Buyer of SAM-7 Claims He Was Paid by CIA
Topic 1: Buyer of SAM-7 Claims He Was Paid by CIA
One of the men convicted of selling a SAM-7 surface-to-air missile in Nicaragua, Jorge Ivan Pineda, said he was paid $1,000 by the CIA to buy the weapon and that the whole thing was planned at a meeting in the US embassy in the presence of the US ambassador Barbara Moore on Dec. 23 2004. The head of the Nicaragua Army, Gen. Javier Carrion, said he believes there could be an international campaign to discredit his institution. \
According to Pineda, two former contras were also present at the meeting at the US embassy. These two men went by the names of "Cascabel" and "Arandu" and were the ones who obtained the weapon, which had never been in possession of the Nicaragua Army but was one of 100 SAM-7 missiles that the US government had given to the contras to fight against the Sandinista government in the 1980s. These weapons have never been recovered and apparently are still in the possession of ex-contra fighters in the northern mountains of Nicaragua.
Pineda went on to claim that Silva Clarence, the head of the anti- drug directorate in the National Police force, is really an undercover CIA agent. Those who orchestrated the whole thing, says Pineda, "even asked "Cascabel" and "Arandu" to take a photo of the weapon as proof. This photo would be shown to Bolaños and Moore.
All this comes in the same week that George Bush named John Negroponte as head of the US intelligence services. Negroponte, in his acceptance speech, said that his most important work in this post would be to reform the intelligence services so as to be able to fight with more efficiency in the war against terrorism.
The news was met with horror in Nicaraguan press.

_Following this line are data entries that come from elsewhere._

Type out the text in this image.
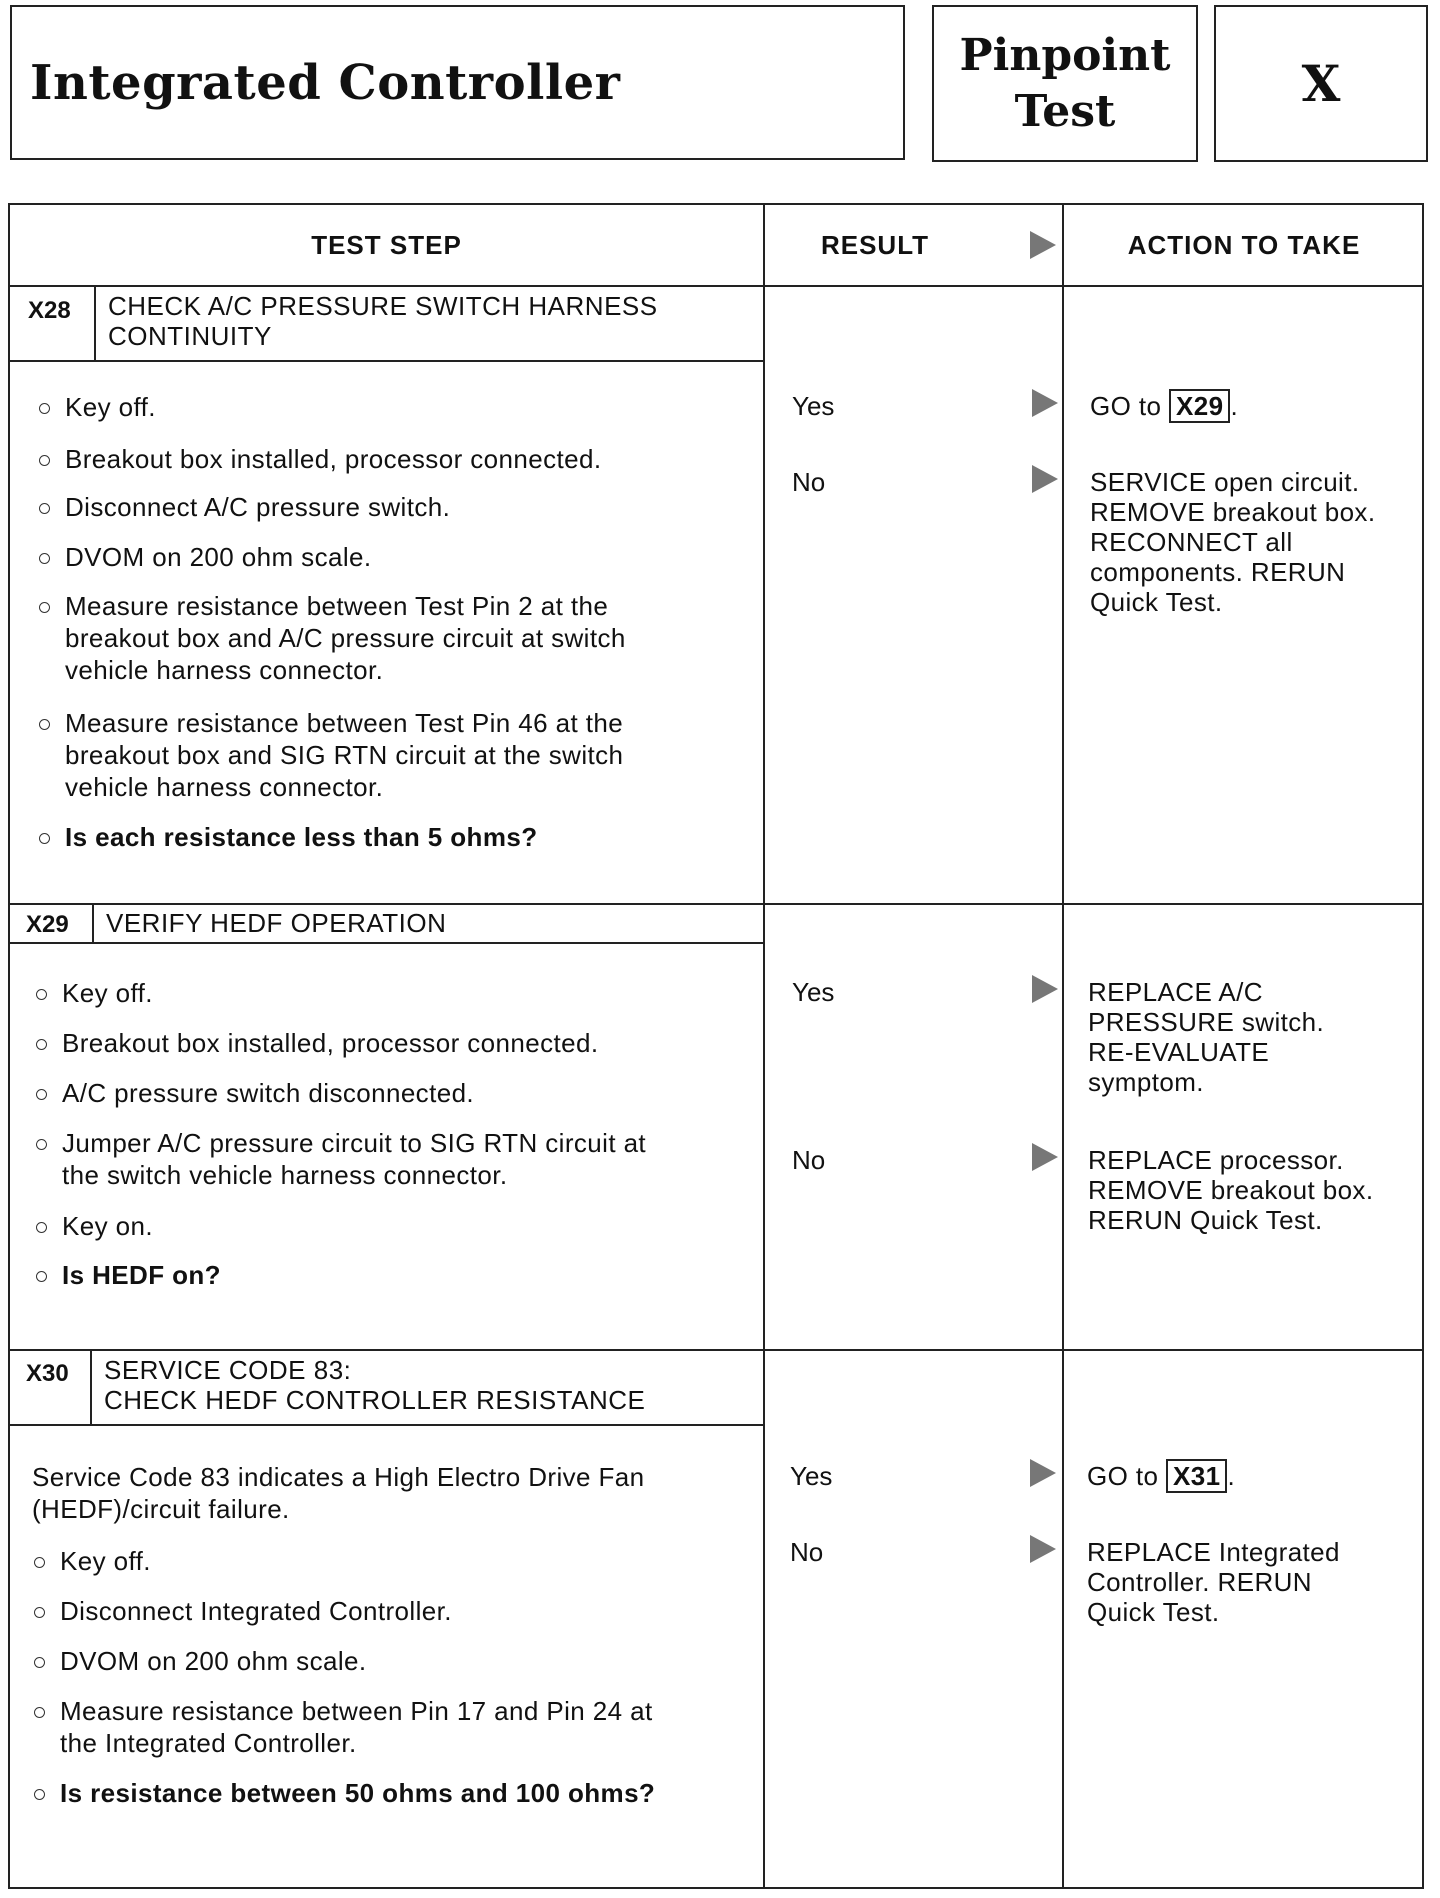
Integrated Controller	Pinpoint
Test	X
TEST STEP	RESULT	ACTION TO TAKE
X28 CHECK A/C PRESSURE SWITCH HARNESS
CONTINUITY
Key off.
Breakout box installed, processor connected.
Disconnect A/C pressure switch.
DVOM on 200 ohm scale.
Measure resistance between Test Pin 2 at the
breakout box and A/C pressure circuit at switch
vehicle harness connector.
Measure resistance between Test Pin 46 at the
breakout box and SIG RTN circuit at the switch
vehicle harness connector.
Is each resistance less than 5 ohms?
Yes	GO to X29 .
No	SERVICE open circuit.
REMOVE breakout box.
RECONNECT all
components. RERUN
Quick Test.
X29 VERIFY HEDF OPERATION
Key off.
Breakout box installed, processor connected.
A/C pressure switch disconnected.
Jumper A/C pressure circuit to SIG RTN circuit at
the switch vehicle harness connector.
Key on.
Is HEDF on?
Yes	REPLACE A/C
PRESSURE switch.
RE-EVALUATE
symptom.
No	REPLACE processor.
REMOVE breakout box.
RERUN Quick Test.
X30 SERVICE CODE 83:
CHECK HEDF CONTROLLER RESISTANCE
Service Code 83 indicates a High Electro Drive Fan
(HEDF)/circuit failure.
Key off.
Disconnect Integrated Controller.
DVOM on 200 ohm scale.
Measure resistance between Pin 17 and Pin 24 at
the Integrated Controller.
Is resistance between 50 ohms and 100 ohms?
Yes	GO to X31 .
No	REPLACE Integrated
Controller. RERUN
Quick Test.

The headline in El Nuevo Diario's Feb. 18 edition read "State Terrorist as Supreme Chief Against Terrorism." The article went on to remind readers of the horrors that were carried out against Nicaraguan citizens by the contra forces, funded and trained by the US army in Honduras, and against El Salvador citizens by death squads also funded and trained in Honduras during Negroponte's time as US ambassador to Honduras during the 1980s.
Meanwhile, El Nuevo Diario reported unofficial information suggesting that Washington is planning to replace the current US ambassador to Nicaragua, Barbara Moore, with Paul Travelly who worked in the US embassy in Nicaragua during the government of Violeta Chamorro in the early 1990s.
It is assumed that Washington is discontented with Moore for failing to unite the anti-Sandinista forces in Nicaragua and is concerned that she would be unable to avoid a Sandinista victory in the 2006 general elections. Meanwhile on Feb. 17, President Enrique Bolaños made a speech outside the site where a new $59.2 million mega US embassy is under construction.